Hay un lío de los gordos en torno al estado de conservación de los cementerios de Barcelona. No sumaré nada de provecho a lo ya publicado en cuanto a la información que este y otros medios han dedicado al asunto, que esperemos que los responsables del Ajuntament resuelvan de la mejor manera para las familias afectadas. Pero el tema me ha hecho pensar en cómo nos relacionamos con la muerte.

La muerte, nuestra única certeza, es una presencia constante que nos acompaña mientras vivimos, pero a la que preferimos no mirar a los ojos. Se supone que todo humano adulto sabe qué es la muerte, pero ese saber la reduce a un fenómeno biológico, con lo cual las cosas se simplifican de forma notable. Pero resulta que jamás experimentamos la muerte como un hecho biológico: una vez muertos, ya no estamos ahí para ser sujetos de ninguna experiencia.

La muerte como tal no puede ser representada en el inconsciente, hay una falta de simbolización, hay un vacío. Es muy difícil concebir la propia muerte, si bien en la vida cotidiana podemos hablar de ella, expresar nuestra voluntad de qué queremos que hagan con nuestro cuerpo, e incluso dejamos testamentos. Pero desde el punto de vista psíquico, es imposible de representar.

Los avances de la ciencia y de la técnica nos permiten borrar nuestra condición de seres vulnerables y vivir en una negación -cuando no en una re-negación- de la muerte, de lo perecedero y del dolor. Surgen así ideales como la eterna juventud (apoyada en el auge de la cirugía plástica, donde el cuerpo pasa a ser un objeto más en la rueda del consumo) y la evitación del sufrimiento. Con estos elementos se promueve el rasgo de indiferencia, casi anestésico, que nos mantiene alejados del saber sobre el propio dolor y la muerte.

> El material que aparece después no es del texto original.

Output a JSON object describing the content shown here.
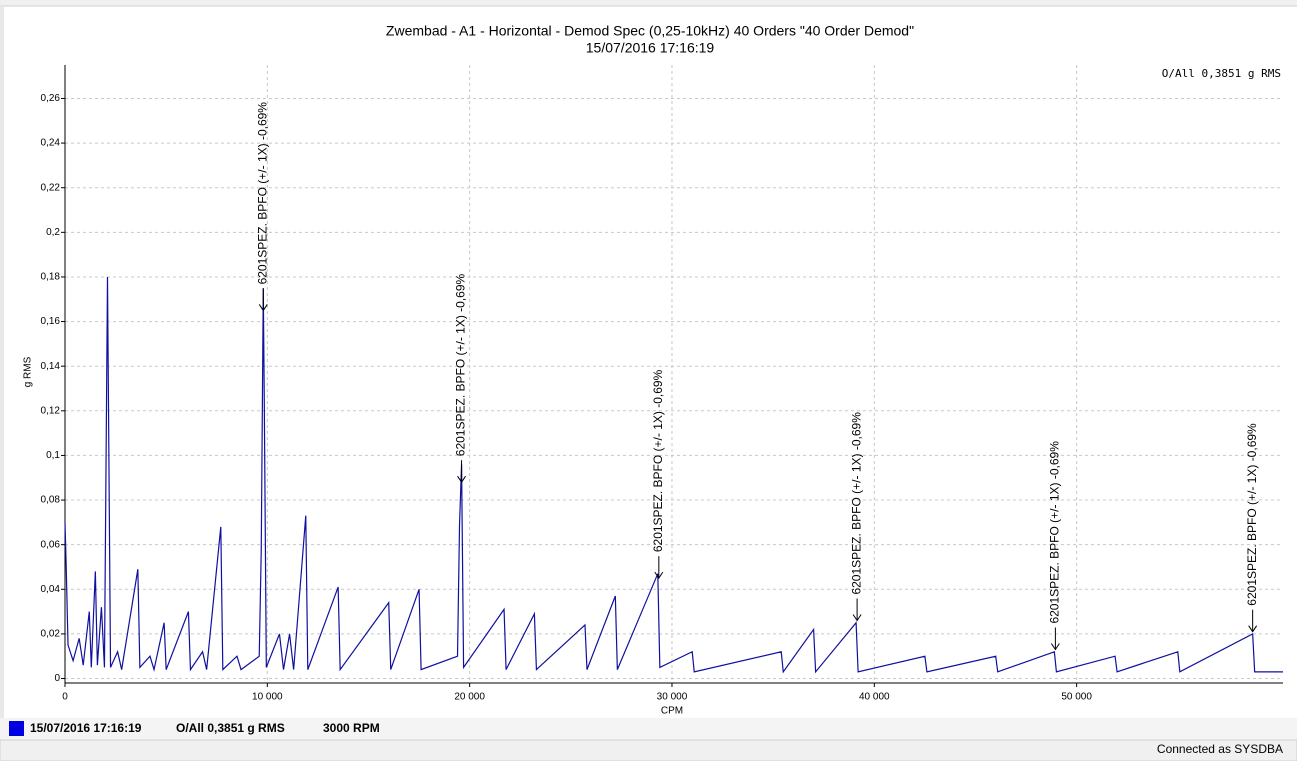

Desde que en el siglo XVII se medicalizó hasta hoy, cuando aparece invertida, la muerte ha ido entrando en negación: casi no hay duelo, se rechaza a los difuntos; el hombre ya no es dueño de su muerte y recurre a los profesionales para organizar sus ritos, como las pompas fúnebres o los servicios tanatológicos. De morir en compañía de los suyos y en su casa, donde incluso se realizaba el velatorio, el difunto ha pasado a casi no ser visto.

Así, la muerte se oculta y se vuelve obscena. Los médicos se encargan de las últimas horas y los profesionales del tanatorio, de las primeras horas del muerto. A los niños se les niega la visión del cadáver, por temor a que tengan pesadillas, y en algunos casos se les deniega la información, con la excusa de que no entenderán, que no por ser cierto tiene que ser ocultado.

En esta época que tanto valora la vigorosidad del cuerpo y la salud y persigue la ilusión de una juventud eterna, la muerte aparece como una injusticia, como un acontecimiento al que hay que resistir como sea.